La CSC Congo a aussi besoin de former ses délégué·e.s, ses permanent·e.s. Et ce besoin est énorme. Josée Shimbi revient justement du Katanga, C’est une zone où opèrent les entreprises chinoises dans le secteur minier. Là, les travailleur·euses ne connaissent même pas leurs droits. Ils/elles sont vraiment exploité·es. C’est un travail qui ne peut se faire que si ces travailleur·euses peuvent avoir des représentant·s syndicaux·ales dans ces entreprises. Raison pour laquelle la CSC Congo lutte pour qu'il y ait des élections syndicales. Et pour que ses représentant·e.s soient formé·es afin de défendre les personnes qui les ont élu·es.

Aisée ATUM, patiente et engagée !

Aisée Atum est secrétaire générale de la Confédération Syndicale du Congo, la CSC Congo et coordinatrice nationale du réseau INSP!R Congo. Une femme discrète dotée d’une force intérieure qui lui a permis d’accéder à ces postes. Elle raconte.

« Mes débuts dans les mouvements, c'est l'histoire d'une jeune qui sort à peine de l'université en quête d'emploi. Et vous savez, en tant que jeune, souvent, on n'a peu de chance de trouver un emploi. Chez nous, on exige une expérience de cinq ans avant vous ne soyez engagée. »

Donc, il y a une seule option : travailler dans l’informel. Et Aisée Atum a commencé à travailler auprès d'une organisation qui évoluait dans la microfinance.

« Un jour, on reçoit la visite de deux dames d'une organisation et qui voulaient s'entretenir avec les femmes de la base. Parmi elles, il y avait Mama Josée. Il y avait aussi une autre dame, Angélique. Nous avons échangé et elles nous ont annoncé vouloir ouvrir un bureau de proximité dans un quartier périphérique de Kinshasa, pour permettre aux travailleur·euses du secteur informel de quand même avoir un point de rencontre à proximité. »

Aisée est intéressée et le dit.
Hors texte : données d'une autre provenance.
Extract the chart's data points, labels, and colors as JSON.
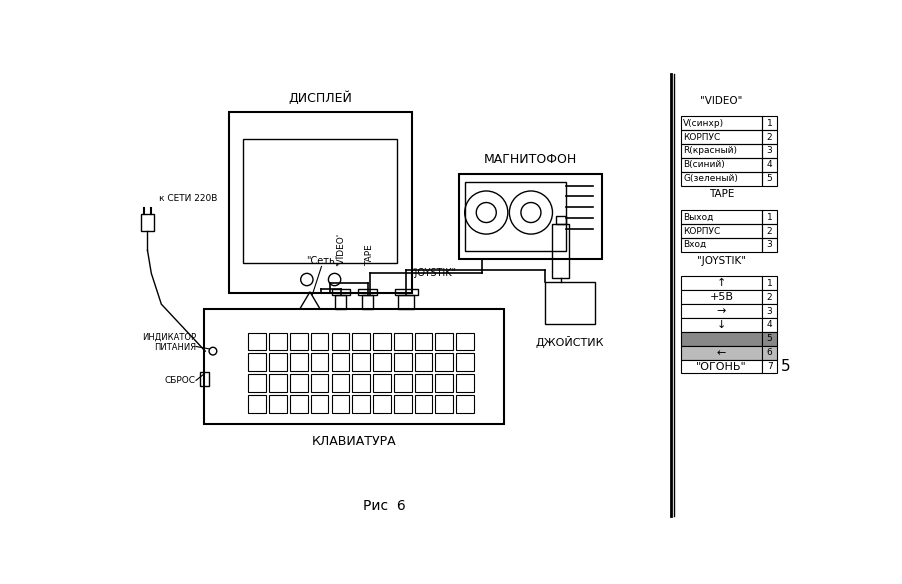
{
  "title": "Рис  6",
  "bg_color": "#ffffff",
  "line_color": "#000000",
  "display_label": "ДИСПЛЕЙ",
  "magnitofon_label": "МАГНИТОФОН",
  "keyboard_label": "КЛАВИАТУРА",
  "joystick_label": "ДЖОЙСТИК",
  "k_seti_label": "к СЕТИ 220В",
  "indikator_label": "ИНДИКАТОР\nПИТАНИЯ",
  "sbros_label": "СБРОС",
  "set_label": "\"Сеть'",
  "video_connector_label": "'VIDEO'",
  "tape_connector_label": "TAPE",
  "joystik_connector_label": "\"JOYSTIK\"",
  "video_table_title": "\"VIDEO\"",
  "video_rows": [
    [
      "V(синхр)",
      "1"
    ],
    [
      "КОРПУС",
      "2"
    ],
    [
      "R(красный)",
      "3"
    ],
    [
      "B(синий)",
      "4"
    ],
    [
      "G(зеленый)",
      "5"
    ]
  ],
  "tape_table_title": "TAPE",
  "tape_rows": [
    [
      "Выход",
      "1"
    ],
    [
      "КОРПУС",
      "2"
    ],
    [
      "Вход",
      "3"
    ]
  ],
  "joystik_table_title": "\"JOYSTIK\"",
  "joystik_rows": [
    [
      "↑",
      "1"
    ],
    [
      "+5В",
      "2"
    ],
    [
      "→",
      "3"
    ],
    [
      "↓",
      "4"
    ],
    [
      "",
      "5"
    ],
    [
      "←",
      "6"
    ],
    [
      "\"ОГОНЬ\"",
      "7"
    ]
  ],
  "page_number": "5"
}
Mais l’équipe se constitue, provisoirement, et elle constate qu’elle n’en fait pas partie. Déterminée, elle réitère son intérêt et sa volonté d’engagement et… est finalement retenue pour travailler dans ces bureaux de la périphérie. Elle y preste comme bénévole. Elle n’a alors aucun contact avec les responsables qui gèrent la Confédération au niveau de la ville.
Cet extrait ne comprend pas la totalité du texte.